Rudd’s current grandstanding has highlighted Gillard’s lack of authority and apparent inability to maintain cabinet discipline. Only a few weeks ago, the prime minister’s staffers were complaining to the media that Rudd was “out of control” with his agitation for a “no fly zone” against Libya. But Gillard is unable to sack Rudd for fear that he will quit parliament, triggering a by-election that could bring down her minority government.

 

The Labor Party’s crisis is not merely about numbers in parliament. Big business and the media are insisting that the Gillard government press ahead with an economic “reform” agenda, involving massive spending cuts, that is opposed by an overwhelming majority of the population. The upcoming May budget has been posed as a “make or break” event, testing Gillard’s willingness and ability to ram through the policies demanded by the ruling elite, irrespective of the impact on Labor’s electoral fortunes.
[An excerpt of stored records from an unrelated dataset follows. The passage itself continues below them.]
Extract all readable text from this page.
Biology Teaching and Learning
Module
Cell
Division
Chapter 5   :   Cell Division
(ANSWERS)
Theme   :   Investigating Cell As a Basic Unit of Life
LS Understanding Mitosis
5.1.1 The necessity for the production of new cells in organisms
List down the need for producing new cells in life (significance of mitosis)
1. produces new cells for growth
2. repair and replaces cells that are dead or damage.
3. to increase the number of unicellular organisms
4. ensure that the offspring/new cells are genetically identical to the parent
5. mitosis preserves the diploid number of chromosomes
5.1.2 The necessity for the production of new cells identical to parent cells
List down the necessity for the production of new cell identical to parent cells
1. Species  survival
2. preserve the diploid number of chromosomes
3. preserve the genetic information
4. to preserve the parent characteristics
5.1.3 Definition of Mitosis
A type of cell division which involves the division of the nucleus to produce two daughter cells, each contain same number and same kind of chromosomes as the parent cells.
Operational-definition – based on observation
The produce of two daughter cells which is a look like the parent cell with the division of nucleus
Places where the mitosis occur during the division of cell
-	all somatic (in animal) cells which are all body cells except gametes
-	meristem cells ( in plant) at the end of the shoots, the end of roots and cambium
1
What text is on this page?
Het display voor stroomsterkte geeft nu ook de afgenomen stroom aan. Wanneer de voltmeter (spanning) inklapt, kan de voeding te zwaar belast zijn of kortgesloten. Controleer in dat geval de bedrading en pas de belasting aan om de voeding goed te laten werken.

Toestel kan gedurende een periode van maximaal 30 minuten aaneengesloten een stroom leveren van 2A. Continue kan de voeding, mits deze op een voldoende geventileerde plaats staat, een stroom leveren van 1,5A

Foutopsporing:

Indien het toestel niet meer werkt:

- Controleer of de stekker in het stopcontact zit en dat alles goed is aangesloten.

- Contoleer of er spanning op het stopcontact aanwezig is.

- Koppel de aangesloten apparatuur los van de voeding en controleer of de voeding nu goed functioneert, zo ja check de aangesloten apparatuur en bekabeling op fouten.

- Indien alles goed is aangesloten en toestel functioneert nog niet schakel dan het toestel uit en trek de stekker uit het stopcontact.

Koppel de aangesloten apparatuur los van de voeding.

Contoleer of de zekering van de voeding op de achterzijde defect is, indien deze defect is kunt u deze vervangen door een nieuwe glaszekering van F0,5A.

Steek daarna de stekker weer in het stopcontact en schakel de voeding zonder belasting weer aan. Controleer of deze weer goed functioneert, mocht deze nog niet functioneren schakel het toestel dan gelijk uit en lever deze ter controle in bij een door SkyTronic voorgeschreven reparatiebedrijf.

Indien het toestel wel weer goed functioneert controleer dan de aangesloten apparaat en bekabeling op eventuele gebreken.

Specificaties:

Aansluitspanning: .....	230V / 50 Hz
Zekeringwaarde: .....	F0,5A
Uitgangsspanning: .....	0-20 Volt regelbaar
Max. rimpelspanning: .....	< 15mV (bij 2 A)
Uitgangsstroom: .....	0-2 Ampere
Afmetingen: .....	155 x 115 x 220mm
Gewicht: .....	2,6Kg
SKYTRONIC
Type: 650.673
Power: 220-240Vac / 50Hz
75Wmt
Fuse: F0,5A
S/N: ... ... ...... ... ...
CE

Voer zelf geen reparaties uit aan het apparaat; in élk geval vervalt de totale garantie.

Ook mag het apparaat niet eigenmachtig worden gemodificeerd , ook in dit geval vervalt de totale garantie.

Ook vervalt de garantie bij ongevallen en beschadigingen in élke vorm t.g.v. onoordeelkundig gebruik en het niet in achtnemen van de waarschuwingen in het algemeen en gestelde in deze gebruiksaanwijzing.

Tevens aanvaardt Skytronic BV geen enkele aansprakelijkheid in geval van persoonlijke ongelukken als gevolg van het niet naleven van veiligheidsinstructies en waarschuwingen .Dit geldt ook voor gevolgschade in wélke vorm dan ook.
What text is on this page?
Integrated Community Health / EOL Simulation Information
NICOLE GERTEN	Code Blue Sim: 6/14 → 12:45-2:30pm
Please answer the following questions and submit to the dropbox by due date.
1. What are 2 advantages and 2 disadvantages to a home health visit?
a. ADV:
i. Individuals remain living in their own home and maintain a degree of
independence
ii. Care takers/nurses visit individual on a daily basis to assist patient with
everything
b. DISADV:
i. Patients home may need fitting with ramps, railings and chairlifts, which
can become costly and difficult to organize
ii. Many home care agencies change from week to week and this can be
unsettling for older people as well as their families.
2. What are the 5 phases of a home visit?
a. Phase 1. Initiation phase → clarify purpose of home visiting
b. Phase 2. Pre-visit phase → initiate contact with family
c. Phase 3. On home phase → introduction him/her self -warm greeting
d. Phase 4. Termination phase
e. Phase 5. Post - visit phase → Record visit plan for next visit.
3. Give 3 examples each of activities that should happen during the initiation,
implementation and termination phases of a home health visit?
It is no coincidence that just as the budget is being finalised, Labor’s internal divisions are being laid bare.

 

Having long boasted that Australia had avoided the global financial crash, Gillard and her ministers are now scrambling to justify the need for austerity measures comparable to those unleashed against the working class in the US, Europe and elsewhere.

 

Last week Gillard warned of the “tough decisions” required to deliver her promised budget surplus by 2012-13. Without this, she continued, further debt “would mean radical cuts to key social services—like public education funding, public services and entitlements. Taking some pain now will ensure that households avoid a lot more pain in the future.” (See: “Gillard sets out the road to pain”)

 

The government has foreshadowed savage attacks on welfare recipients. Greens’ leader Bob Brown, who under the Labor-Greens alliance is privy to confidential updates from the treasurer, warned on Monday of “a budget coming down the line which is going to cut [people’s] interests to ribbons, which is going to cut thousands of jobs out of the public service, I predict, and which is going to at the same time give a massive tax break to the big corporations”.

 

The Australian’s economic correspondent David Uren yesterday claimed that Treasury had told the government that “the river of company tax revenue that has supported the budget for the past eight years is drying up, with payments falling massively short of budget projections”. Company tax revenue is predicted to be 10 percent, or $6 billion, lower than was forecast in last year’s budget—due to the mining industry’s exploitation of various tax breaks and a downturn in profits in other corporate sectors. Treasury’s advice, Uren concluded, “has serious consequences for the government’s promised return to surplus by 2012-13, and helps explain the need for tough budget cuts”.

 

The Australian’s editorial today, “PM must move on from the leadership fallout,” urged Gillard to respond to Rudd’s challenge by “building a clear policy platform”. The advice follows yesterday’s editorial in the Murdoch newspaper criticising the prime minister’s “occasional ‘vision’ speeches about policy” and failure to boost economic productivity. “Ms Gillard is attempting to adopt the reform image of Mr Hawke and Mr Keating, yet she is a long way from demonstrating capacity to formulate, sell to the electorate and implement the policies needed to ensure Australia captures the full benefit of the boom,” the editorial concluded.

 

Gillard has clearly been put on notice—if she does not deliver the demanded austerity measures in the May budget, her minority government may be quickly brought down.